Call to review ‘ineffective’ VTE prophylaxis guidelines


By Geir O'Rourke

21 Mar 2024

Compliance with venous thromboembolism guidelines during orthopaedic procedures is not reducing the risk of VTE in patients undergoing total hip and knee arthroplasty, an Australian study has concluded.

The results suggest the guidance is ‘not effective’ and should prompt a rigorous review of the Australian Orthopaedic Association VTE prevention guideline, which differs from the most recent NHMRC guidance, according to the researchers.

Conducted across 19 high-volume hospitals around Australia, the study included 1838 participants who were each followed for a year post-surgery.

Symptomatic VTE was experienced up to 90-days post-surgery by 48 patients (2.6%), while 17 had bleeding complications requiring readmission or reoperation.

But importantly, those patients who had received prophylaxis in line with the AOA’s guidelines were at the same or higher risk of 90-day VTE after arthroplasty compared with those who had not, the researchers reported in Nature Scientific Reports (link here).

“These findings are consistent with the US Surgical Care Improvement Project (SCIP), which reported a higher rate of PE in those who received care compliant with the VTE process measures (doctor ordered VTE prophylaxis, and the patient received VTE prophylaxis at the right time),” they wrote.

“This program uses process of care elements that are also very broad and may mask any differential outcome associated with different types of chemoprophylaxis.”

Results were also consistent with patients with high bleeding risk were excluded from the analysis, according to the team.

The authors noted that compliance with AOA recommended VTE prophylaxis was “flexible” and surgeons were given discretion to use aspirin (100–300 mg), low molecular weight heparins or DOACs for people at routine VTE risk, although in this study aspirin was also used for people assessed as high VTE risk.

As a result, adherence with the AOA’s advice was somewhat patchy, with 20% non-compliant with all guideline recommendations, 14% for risk-stratified prophylaxis, 36% for duration and 68% for other general recommendations.
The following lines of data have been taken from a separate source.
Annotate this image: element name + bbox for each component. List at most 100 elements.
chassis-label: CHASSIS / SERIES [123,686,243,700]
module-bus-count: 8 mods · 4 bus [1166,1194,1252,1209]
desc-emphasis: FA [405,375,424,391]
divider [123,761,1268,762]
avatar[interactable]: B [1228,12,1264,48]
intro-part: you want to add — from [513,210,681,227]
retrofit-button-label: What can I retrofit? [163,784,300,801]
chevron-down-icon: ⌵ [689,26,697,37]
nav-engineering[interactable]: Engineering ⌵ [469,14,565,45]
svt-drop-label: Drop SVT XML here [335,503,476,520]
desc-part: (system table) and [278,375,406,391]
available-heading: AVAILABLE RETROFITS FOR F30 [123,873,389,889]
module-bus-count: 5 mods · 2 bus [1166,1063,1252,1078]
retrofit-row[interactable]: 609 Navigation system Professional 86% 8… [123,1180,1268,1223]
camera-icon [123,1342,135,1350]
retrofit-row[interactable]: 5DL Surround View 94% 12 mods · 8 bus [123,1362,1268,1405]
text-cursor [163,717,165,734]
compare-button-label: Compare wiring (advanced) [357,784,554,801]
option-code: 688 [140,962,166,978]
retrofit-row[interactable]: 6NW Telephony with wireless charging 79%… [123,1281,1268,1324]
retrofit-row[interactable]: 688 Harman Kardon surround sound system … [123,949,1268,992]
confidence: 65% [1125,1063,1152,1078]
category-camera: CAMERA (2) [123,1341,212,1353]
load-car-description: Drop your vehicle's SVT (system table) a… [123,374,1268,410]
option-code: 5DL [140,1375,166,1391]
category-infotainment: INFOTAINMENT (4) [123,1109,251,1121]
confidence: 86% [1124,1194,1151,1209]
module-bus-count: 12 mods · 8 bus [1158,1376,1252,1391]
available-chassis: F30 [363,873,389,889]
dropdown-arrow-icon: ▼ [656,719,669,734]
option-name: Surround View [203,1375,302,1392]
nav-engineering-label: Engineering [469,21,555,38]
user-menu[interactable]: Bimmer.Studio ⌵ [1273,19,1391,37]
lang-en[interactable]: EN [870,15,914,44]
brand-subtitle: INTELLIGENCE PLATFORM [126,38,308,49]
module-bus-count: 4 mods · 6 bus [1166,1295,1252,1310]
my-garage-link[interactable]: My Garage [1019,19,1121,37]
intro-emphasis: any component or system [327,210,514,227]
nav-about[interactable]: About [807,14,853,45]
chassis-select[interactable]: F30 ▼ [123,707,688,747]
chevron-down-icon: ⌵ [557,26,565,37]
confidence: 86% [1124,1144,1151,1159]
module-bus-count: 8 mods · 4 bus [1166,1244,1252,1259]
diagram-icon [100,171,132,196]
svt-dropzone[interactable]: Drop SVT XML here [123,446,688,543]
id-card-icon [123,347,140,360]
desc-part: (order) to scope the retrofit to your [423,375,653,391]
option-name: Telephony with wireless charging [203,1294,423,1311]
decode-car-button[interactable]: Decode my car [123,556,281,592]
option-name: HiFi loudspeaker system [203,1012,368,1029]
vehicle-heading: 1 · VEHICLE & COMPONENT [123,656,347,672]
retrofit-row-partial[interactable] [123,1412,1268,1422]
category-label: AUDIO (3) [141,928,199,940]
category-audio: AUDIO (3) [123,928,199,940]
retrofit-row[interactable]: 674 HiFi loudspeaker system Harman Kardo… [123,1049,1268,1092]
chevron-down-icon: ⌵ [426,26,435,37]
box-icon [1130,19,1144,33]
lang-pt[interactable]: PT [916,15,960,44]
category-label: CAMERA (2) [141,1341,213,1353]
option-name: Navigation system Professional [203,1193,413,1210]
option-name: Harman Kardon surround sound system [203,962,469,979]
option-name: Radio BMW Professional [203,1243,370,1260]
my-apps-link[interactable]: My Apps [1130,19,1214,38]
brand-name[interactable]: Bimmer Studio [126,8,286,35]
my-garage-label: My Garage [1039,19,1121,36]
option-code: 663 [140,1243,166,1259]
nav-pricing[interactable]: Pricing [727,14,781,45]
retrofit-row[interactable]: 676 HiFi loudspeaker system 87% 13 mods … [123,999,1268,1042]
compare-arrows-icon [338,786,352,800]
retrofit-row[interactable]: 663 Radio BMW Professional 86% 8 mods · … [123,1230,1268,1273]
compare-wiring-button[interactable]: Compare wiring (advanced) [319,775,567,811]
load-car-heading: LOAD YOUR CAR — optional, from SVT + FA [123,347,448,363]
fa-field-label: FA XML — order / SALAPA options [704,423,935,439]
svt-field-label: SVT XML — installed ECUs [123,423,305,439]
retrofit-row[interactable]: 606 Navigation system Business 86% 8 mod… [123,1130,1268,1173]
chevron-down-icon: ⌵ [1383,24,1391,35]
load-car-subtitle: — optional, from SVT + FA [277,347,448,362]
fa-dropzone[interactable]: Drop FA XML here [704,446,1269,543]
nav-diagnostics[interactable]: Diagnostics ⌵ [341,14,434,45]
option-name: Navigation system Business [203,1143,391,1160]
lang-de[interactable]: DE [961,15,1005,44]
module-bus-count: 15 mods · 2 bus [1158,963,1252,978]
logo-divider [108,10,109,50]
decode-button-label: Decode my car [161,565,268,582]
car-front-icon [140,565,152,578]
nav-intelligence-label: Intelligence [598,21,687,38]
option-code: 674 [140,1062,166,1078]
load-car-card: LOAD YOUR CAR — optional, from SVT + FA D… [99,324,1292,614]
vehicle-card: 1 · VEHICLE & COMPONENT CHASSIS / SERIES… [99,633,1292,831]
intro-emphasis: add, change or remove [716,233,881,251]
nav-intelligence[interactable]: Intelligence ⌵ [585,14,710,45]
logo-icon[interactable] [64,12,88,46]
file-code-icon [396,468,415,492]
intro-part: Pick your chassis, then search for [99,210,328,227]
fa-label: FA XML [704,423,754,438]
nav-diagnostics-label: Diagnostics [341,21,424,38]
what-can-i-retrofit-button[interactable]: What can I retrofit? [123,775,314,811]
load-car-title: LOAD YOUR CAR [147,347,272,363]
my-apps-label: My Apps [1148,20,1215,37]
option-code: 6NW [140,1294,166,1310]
Beyond that, the authors said they were concerned at the lack of data regarding the methodological quality and evidence underpinning the AOA guidelines, in contrast to the “high quality” and “rigorous” NHMRC document from 2009 (but now rescinded).

The key difference between the two guidelines was that the NHMRC guidelines recommended only potent anticoagulants as all THA and TKA recipients are considered at high risk of VTE, whereas the AOA guidelines provides criteria to stratify patient risk, and recommends either potent anticoagulants or aspirin (an antiplatelet agent) with a sequential compression device for people assessed as being at routine VTE risk.

But there were serious question marks over this more flexible approach, the authors concluded.

“The aim of clinical guidelines is to help clinicians apply evidence from clinical trials into real-world practice and improve patient outcomes,” they wrote.

“In contrast to this aim, we found non-compliance with AOA VTE prevention clinical guidelines was not associated with the risk of symptomatic 90-day VTE after THA/TKA, suggesting that these guidelines are not effective at reducing VTE events.”

“Definitive studies are needed to validate individualised VTE risk assessments and confirm effective personalised VTE prophylaxis strategies, particularly for those considered high risk, to improve patient outcomes and the value of arthroplasty surgery.”